Jack Jack - 9 months ago 26
R Question

How to save row names when selecting each column independently instead of row number?

I asked this question a couple days ago and @Juan Bosco helped me and suggested the code which works perfectly and selects top n values from each column. But turns out I need the names of each selected row for each column, so in the list: "Selectedrows", I need something like "t9", "t8", "t7" instead of row number.

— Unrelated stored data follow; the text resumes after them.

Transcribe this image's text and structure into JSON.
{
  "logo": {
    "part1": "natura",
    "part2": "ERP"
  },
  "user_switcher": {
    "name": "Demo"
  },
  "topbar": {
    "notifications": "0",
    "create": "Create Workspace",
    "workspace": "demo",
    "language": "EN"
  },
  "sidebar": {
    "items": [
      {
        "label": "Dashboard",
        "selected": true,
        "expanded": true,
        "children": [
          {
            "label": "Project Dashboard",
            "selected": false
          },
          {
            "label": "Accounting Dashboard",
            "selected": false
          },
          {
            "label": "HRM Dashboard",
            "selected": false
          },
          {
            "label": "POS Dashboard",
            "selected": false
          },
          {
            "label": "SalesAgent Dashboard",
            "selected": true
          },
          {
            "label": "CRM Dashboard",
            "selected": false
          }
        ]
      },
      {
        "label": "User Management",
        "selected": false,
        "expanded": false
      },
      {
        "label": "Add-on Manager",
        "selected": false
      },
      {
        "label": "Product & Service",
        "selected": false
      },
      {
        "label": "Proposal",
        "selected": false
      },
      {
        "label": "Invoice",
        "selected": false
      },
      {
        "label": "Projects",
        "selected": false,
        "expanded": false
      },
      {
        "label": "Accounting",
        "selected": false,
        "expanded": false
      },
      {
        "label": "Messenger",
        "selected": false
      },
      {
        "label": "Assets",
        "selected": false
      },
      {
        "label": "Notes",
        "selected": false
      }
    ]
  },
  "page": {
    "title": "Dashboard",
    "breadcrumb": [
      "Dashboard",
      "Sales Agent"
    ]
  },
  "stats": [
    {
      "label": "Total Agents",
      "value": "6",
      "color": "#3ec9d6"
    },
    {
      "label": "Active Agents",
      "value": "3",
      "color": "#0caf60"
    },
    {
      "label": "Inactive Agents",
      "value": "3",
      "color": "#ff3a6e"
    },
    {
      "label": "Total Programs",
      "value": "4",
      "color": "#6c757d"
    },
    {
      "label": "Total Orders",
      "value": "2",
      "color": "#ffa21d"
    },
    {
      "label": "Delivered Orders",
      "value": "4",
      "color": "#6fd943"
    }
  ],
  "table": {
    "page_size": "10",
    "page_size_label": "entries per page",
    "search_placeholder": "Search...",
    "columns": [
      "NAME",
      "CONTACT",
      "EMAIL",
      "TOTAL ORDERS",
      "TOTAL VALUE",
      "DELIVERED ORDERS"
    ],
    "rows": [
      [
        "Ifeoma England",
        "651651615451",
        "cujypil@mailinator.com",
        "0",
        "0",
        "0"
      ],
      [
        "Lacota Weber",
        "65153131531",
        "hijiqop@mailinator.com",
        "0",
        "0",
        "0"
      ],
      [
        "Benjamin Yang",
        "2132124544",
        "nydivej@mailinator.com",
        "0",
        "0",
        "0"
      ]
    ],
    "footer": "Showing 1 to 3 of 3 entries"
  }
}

names<- c("t1","t10","t11","t2","t3","t4","t5","t6","t7","t8","t9")
values1 <- c(2,3.1,4.5,5.1,6.5,7.1,8.5,9.11,10.1,11.8,12.3)
values2 <- c(1,3.1,3,5.1,6.5,7.1,8.5,9.11,10.1,12,12)
mydf<- data.frame(names,values1,values2)


Selectedrows<- lapply(2:3, function(col_index) {
max_values <- sort(mydf[[col_index]], decreasing = T)[1:3]
max_rows <- sapply(max_values, function(one_value){
as.numeric(rownames(mydf[mydf[[col_index]] == one_value, ]))
})

unique(unlist(max_rows))[1:3]

})


Thanks

Answer Source

In this case, you can use order, which returns the index which can be used to sort an array, the first three elements from the order results corresponds to the index of the top 3 values if you specify the array to be decreasing; With the index, you can subset the names column and get the corresponding values:

lapply(2:3, function(col_index) {
    mydf[["names"]][order(mydf[[col_index]], decreasing = T)[1:3]]
})

#[[1]]
#[1] "t9" "t8" "t7"

#[[2]]
#[1] "t8" "t9" "t7"

Notice this assumes your names column is character, if not. Do mydf$names <- as.character(mydf$names) firstly if you want the result to be character instead of factor.